The data generation for the experiments based on the number of clicks and the inter-click intervals (ICIs) is performed
by running the `dataGenClick.py` script with the path to the trained model as a command-line parameter.

The data generation for the experiments based on the audio properties is performed
by running the `dataGenAudio.py` script with the same command-line parameter.



### Analysis notebooks

For convenience, the raw outputs of the data generation above are provided in `data/`. The following notebooks then replicate the results presented in the paper.

- `nClicks.ipynb` replicates the   results for the _number of clicks_, presented in _Section 3_ of the paper.

- `ICI.ipynb` replicates the   results for the *click spacing and regularity*, presented in _Section 4_ of the paper.

- `acoustic.ipynb` replicates the results for the *acoustic properties*, presented in _Section 5_ of the paper.
  Note that since these results were obtained from an independently sampled $X$, a replication of the
  result for the number of clicks is included in the notebook as a means of checking the validity of the preceding results.

### Robustness check

A quick replication of the number of clicks encoding result using an independently trained model with a different number of  specified encodings (_Appendix A.1.1_) is provided in `robustness.ipynb`.

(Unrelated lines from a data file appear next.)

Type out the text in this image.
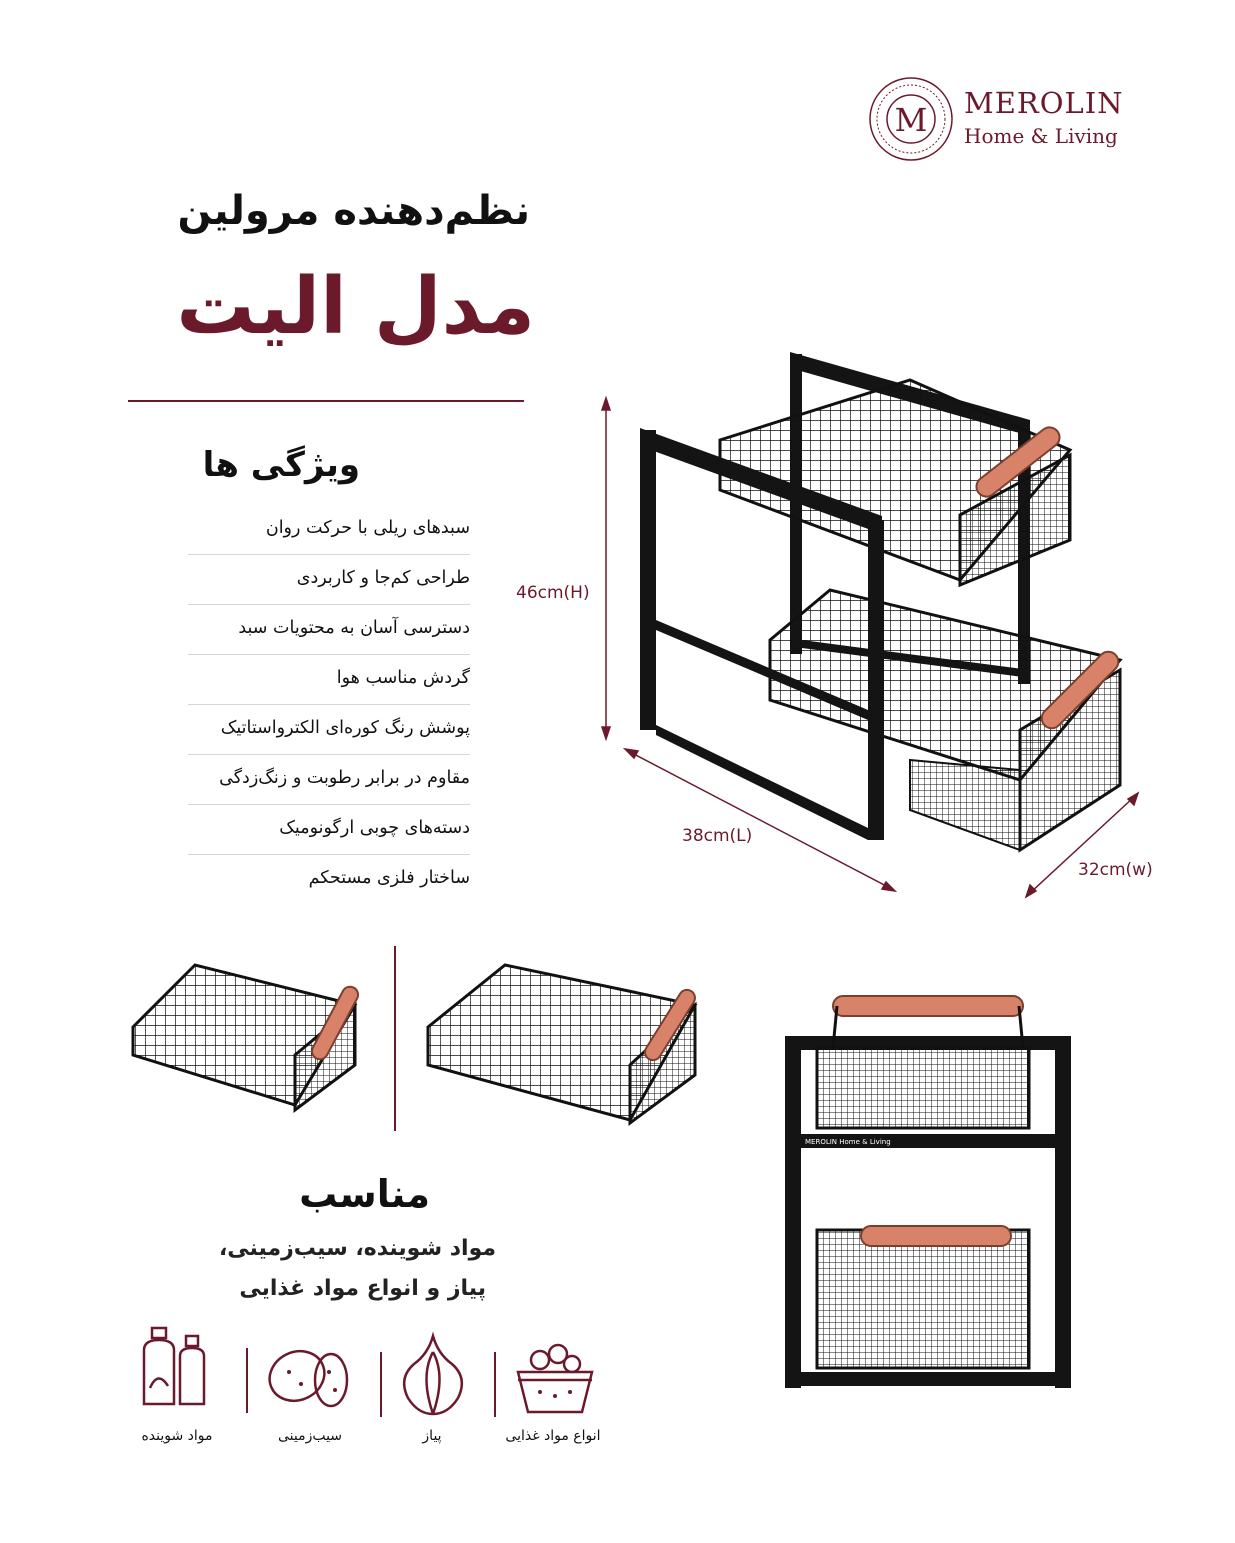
M MEROLIN
Home & Living
نظم‌دهنده مرولین
مدل الیت
ویژگی ها
سبدهای ریلی با حرکت روان
طراحی کم‌جا و کاربردی
دسترسی آسان به محتویات سبد
گردش مناسب هوا
پوشش رنگ کوره‌ای الکترواستاتیک
مقاوم در برابر رطوبت و زنگ‌زدگی
دسته‌های چوبی ارگونومیک
ساختار فلزی مستحکم
46cm(H)
38cm(L)
32cm(w)
MEROLIN Home & Living
مناسب
مواد شوینده، سیب‌زمینی،
پیاز و انواع مواد غذایی
مواد شوینده	سیب‌زمینی	پیاز	انواع مواد غذایی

### Compute resources used for data generation and analysis

The data generation and calculation of the quantities of interest was done in parallel on four Nvidia T4 GPUs
on an `g4dn.12xlarge` AWS instance, taking about a day for each of the two outcome types presented: click number and spacing,
and audio properties. The main component was producing the raw generator output, which can be (and was) parallelized across GPUs; the time required thus scales linearly with the number of treatment levels examined and the sample size at each treatment.

The analysis of those outcomes and the generation of the final results was then performed locally.



## License

All content in this repository is licensed under the MIT license (the `LICENSE` file).